W tym meczu spotkają się zdecydowanie najlepsze zespoły I ligi. Dotychczas nie przegrały (Kings zdominowali rozgrywki w grupie południowej, Sharks - w północnej). Stawką spotkania jest więc miano niepokonanego przez cały rok. - Planem było wywalczenie awansu. To nam się udało. Teraz chcemy skończyć sezon z __perfekcyjnym wynikiem - mówi rozgrywający Kings, Filip Mościcki.
Pierwotnie bezpośredni awans miał mieć tylko mistrz ligi, a przegrany w finale mógł liczyć na barażową szansę z jedną z ekip Topligi. Jednak wobec karnej relegacji z rozgrywek najwyższej klasy klubu Outlaws Wrocław, co nastąpiło pod koniec maja, stało się jasne, że w elicie będzie miejsce dla dwóch nowych zespołów.
Drużyny zagrają więc bez większej presji, bo osiągnęły już swój cel, ale mają też oczywiście chrapkę na mistrzostwo I ligi. Kings najlepszym zespołem tego szczebla byli w 2015 roku (wówczas, ze względów organizacyjnych, klub nie został dopuszczony do barażu o awans). Następny sezon skończył się jednak klapą, zespół nie dostał się do play-off. Teraz „Królowie” znów mają szansę na wygranie ligi.
O to jednak nie będzie łatwo, bo „Rekiny” w tym sezonie też są w wybornej formie. W zasadzie w żadnym z ich 9 spotkań nie były poważniej zagrożone.
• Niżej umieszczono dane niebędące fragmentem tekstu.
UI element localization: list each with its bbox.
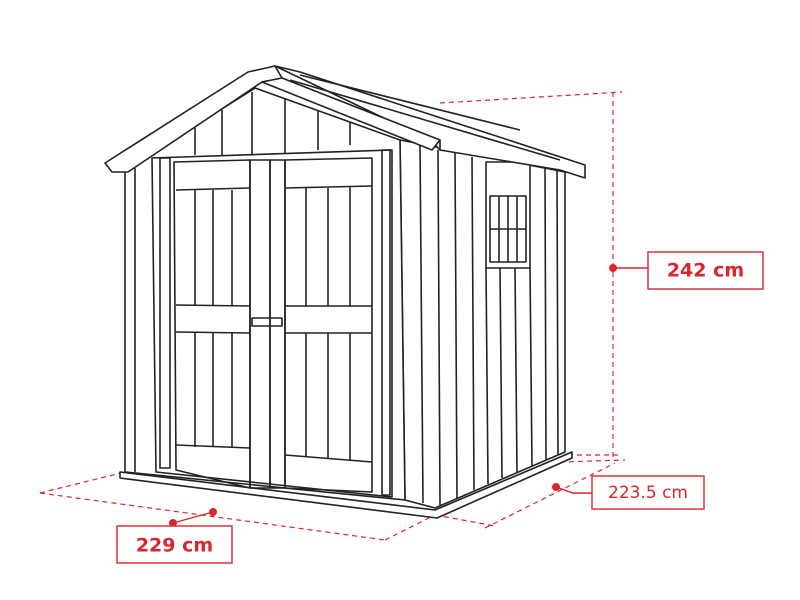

- To drużyna, która ma dużo doświadczenia. W poprzednim sezonie grała w Toplidze (zajęła 6., przedostatnie miejsce), ale ze względów organizacyjnych wycofała się z __niej - przypomina Mościcki. - Rywale grają bardzo dynamiczny futbol. Znamy ich rozgrywającego, Luke’a Zetazate. Występował w Seahawks Sopot, z którymi wygraliśmy w finale dwa lata temu. Spodziewamy się podobnej gry w ofensywie, ataku skoncentrowanym na akcjach podaniowych. Będziemy też dobrze przygotowani na ich defensywę.